Is the 7 percent of GDP cap realistic given that the population is aging and that medical costs rise with age? I have four responses. First, roughly 16 percent of today’s U.S. population is now 65 and older. By mid-century, that figure will be 22 percent. Hence, the U.S. will be older, but not that much older. Second, the intense competition of insurance providers to supply the basis plan should drive quality up and prices down. If the government says that services of type X needs to be used for situation Y, insurers will seek the least expensive means to provide these services without sacrificing quality. Sacrificing quality will limit the number of repeat customers and, thus, their profits. Third, our economy should begin to grow at a robust rate thanks to the combinations of reforms I’ve outlined. Seven percent of a larger economy means more healthcare can be provided in absolute terms. Stated differently, I expect the economy to grow more rapidly than healthcare costs. Fourth, if the public feels we should spend more on the basic plan, I would propose raising the 7 percent figure, provided we simultaneously raise taxes or reduce other spending to keep the fiscal gap at zero and that any changes to taxes and spending are not differentially targeted at the young and middle aged.

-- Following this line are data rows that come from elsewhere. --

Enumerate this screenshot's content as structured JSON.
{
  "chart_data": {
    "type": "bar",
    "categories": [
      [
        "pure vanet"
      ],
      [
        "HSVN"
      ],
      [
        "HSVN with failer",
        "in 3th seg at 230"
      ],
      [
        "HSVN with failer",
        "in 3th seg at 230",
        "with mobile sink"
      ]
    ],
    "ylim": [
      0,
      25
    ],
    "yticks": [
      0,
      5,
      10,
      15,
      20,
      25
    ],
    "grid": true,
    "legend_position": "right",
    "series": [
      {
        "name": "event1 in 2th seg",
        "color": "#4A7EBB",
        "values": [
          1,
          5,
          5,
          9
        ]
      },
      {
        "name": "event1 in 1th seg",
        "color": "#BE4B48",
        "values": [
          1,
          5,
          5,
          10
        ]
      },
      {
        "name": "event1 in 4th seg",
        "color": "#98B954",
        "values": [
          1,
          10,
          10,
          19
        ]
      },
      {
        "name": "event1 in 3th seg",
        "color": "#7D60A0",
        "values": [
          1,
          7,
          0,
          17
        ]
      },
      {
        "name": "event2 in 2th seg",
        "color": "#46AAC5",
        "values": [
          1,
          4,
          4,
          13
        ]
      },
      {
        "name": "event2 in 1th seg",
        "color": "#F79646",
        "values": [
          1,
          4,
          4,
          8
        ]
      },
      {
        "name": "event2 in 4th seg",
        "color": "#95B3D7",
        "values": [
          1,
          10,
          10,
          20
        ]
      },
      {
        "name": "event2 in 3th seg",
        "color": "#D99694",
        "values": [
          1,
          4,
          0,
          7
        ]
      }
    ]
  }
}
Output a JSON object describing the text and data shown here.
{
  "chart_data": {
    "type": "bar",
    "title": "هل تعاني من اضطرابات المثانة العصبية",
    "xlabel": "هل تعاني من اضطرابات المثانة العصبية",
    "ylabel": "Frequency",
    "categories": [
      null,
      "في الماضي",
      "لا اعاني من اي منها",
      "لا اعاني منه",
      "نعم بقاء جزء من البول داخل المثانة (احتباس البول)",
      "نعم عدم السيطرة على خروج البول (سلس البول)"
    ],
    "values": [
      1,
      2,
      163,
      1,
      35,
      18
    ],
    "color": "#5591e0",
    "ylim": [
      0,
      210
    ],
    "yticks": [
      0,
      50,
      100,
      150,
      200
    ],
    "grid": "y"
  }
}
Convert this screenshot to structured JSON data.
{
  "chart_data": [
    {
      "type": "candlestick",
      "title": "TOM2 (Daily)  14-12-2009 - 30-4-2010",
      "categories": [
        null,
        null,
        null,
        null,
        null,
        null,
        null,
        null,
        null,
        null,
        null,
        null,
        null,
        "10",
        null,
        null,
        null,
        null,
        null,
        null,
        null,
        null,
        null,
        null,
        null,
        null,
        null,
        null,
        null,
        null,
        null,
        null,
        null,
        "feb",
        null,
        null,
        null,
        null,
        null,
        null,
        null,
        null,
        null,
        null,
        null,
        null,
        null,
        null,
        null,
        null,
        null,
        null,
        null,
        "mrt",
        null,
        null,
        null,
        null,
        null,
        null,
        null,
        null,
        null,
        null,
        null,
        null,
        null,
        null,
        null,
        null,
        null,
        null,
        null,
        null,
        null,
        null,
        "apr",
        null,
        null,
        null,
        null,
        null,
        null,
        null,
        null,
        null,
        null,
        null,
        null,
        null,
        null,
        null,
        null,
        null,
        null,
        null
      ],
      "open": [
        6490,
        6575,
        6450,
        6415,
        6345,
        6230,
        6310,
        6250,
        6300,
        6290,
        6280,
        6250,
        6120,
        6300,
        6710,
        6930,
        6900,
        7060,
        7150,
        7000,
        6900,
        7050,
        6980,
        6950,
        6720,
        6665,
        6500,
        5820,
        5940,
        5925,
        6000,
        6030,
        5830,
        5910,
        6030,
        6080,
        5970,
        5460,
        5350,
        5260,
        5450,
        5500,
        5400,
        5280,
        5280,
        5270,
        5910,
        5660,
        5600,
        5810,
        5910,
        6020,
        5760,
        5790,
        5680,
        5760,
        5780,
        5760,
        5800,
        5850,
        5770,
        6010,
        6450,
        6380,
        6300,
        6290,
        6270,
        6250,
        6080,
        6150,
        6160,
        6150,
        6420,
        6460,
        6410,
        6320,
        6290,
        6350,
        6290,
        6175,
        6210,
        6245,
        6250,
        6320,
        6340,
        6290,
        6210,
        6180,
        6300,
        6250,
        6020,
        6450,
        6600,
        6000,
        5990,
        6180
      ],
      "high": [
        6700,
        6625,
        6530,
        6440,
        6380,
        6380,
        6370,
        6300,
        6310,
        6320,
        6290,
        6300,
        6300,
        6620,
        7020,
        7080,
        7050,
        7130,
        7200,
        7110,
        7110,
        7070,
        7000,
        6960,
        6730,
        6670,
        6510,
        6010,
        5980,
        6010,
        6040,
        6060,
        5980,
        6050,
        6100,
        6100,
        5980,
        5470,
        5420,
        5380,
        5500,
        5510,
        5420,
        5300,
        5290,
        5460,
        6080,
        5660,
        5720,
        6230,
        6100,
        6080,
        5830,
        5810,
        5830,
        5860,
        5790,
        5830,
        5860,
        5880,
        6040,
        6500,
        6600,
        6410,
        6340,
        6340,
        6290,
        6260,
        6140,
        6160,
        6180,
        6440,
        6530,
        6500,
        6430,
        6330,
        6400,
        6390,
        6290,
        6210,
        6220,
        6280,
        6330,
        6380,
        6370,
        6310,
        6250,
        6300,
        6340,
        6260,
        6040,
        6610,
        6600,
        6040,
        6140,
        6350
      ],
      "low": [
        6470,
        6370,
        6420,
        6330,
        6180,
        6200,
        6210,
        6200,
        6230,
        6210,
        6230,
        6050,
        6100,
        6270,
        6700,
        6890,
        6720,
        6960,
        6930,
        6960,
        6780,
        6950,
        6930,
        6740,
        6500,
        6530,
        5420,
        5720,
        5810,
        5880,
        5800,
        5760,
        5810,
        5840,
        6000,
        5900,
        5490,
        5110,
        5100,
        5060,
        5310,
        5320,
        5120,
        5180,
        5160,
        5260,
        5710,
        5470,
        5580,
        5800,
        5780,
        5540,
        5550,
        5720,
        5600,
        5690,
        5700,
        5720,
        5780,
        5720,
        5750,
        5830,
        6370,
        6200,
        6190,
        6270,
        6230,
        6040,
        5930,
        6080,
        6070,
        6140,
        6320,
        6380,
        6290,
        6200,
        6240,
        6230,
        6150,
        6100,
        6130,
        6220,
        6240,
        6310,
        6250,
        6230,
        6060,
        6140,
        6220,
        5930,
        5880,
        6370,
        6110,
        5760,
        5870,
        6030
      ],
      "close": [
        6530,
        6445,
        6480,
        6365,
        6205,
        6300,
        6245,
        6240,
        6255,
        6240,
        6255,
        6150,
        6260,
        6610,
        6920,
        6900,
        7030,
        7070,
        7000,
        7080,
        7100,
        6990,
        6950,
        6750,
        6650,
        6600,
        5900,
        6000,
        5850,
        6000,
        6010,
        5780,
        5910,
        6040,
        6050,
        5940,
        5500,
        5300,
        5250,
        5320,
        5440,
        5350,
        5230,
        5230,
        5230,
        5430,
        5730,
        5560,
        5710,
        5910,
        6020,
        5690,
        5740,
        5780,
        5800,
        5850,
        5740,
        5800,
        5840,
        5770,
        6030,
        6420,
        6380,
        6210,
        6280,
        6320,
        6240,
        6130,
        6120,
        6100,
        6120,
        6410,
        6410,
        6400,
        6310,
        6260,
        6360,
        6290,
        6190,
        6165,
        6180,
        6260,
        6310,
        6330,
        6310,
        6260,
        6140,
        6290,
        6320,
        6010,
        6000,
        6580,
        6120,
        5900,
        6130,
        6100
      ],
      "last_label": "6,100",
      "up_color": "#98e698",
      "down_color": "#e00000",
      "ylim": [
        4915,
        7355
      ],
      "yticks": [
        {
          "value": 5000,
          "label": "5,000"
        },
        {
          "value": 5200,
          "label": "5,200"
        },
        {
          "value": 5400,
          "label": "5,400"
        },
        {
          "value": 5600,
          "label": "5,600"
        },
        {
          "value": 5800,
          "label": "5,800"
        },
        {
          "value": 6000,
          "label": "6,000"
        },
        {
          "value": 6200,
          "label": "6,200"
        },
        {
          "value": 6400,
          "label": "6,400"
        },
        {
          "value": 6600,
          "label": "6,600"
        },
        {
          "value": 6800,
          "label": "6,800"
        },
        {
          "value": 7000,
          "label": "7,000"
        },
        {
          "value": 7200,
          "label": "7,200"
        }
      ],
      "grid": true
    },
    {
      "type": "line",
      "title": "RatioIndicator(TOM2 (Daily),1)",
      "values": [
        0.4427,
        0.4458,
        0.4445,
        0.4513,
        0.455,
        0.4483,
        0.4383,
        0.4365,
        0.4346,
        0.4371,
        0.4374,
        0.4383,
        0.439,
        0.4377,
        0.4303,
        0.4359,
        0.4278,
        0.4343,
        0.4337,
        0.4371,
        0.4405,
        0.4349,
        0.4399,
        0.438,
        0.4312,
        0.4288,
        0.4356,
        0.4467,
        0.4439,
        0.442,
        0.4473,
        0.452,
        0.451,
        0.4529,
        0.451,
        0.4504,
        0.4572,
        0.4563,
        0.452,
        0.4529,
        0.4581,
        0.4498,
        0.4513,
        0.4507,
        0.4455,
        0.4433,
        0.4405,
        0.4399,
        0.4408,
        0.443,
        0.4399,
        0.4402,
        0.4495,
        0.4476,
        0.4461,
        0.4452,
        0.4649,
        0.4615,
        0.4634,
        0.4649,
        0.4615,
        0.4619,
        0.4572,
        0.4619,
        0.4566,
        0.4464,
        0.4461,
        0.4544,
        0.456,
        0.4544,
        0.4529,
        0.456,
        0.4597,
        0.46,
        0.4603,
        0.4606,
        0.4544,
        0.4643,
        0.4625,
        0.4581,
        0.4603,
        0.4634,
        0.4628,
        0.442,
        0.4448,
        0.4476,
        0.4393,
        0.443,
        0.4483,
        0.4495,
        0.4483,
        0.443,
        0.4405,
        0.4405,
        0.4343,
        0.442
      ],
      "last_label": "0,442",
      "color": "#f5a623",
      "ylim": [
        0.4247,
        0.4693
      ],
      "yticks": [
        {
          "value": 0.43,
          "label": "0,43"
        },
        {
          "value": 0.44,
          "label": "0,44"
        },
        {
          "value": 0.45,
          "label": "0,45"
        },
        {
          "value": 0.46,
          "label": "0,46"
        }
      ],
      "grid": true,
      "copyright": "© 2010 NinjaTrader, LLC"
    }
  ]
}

Finally, the plan is progressive. Although everyone gets the same basic health insurance plan, the value of this plan is much greater to those with pre-existing conditions. Since the poor are less healthy on average than the rich, the poor will receive, on average, larger vouchers than the rich. For many of the poor, the size of their vouchers will be dramatically higher.

This may sound like single-payer healthcare. It isn’t. It’s a single-insurer healthcare system with a totally private provision of healthcare services. Yes, the federal government uses tax dollars to pay for everyone’s basic health insurance policy, but unlike, say, the British National Health Service, the government does not own the hospitals, hire the doctors, buy the drugs, etc. In short, the Purple Health Insurance Plan is a much more efficient and affordable version of our current healthcare system in which the federal government pays, either directly or indirectly, for one of every two dollars of healthcare expenditures.

One final benefit from the Purple Health Plan: it will provide our veterans the same choice of healthcare insurers and their associated healthcare providers as everyone else in the country.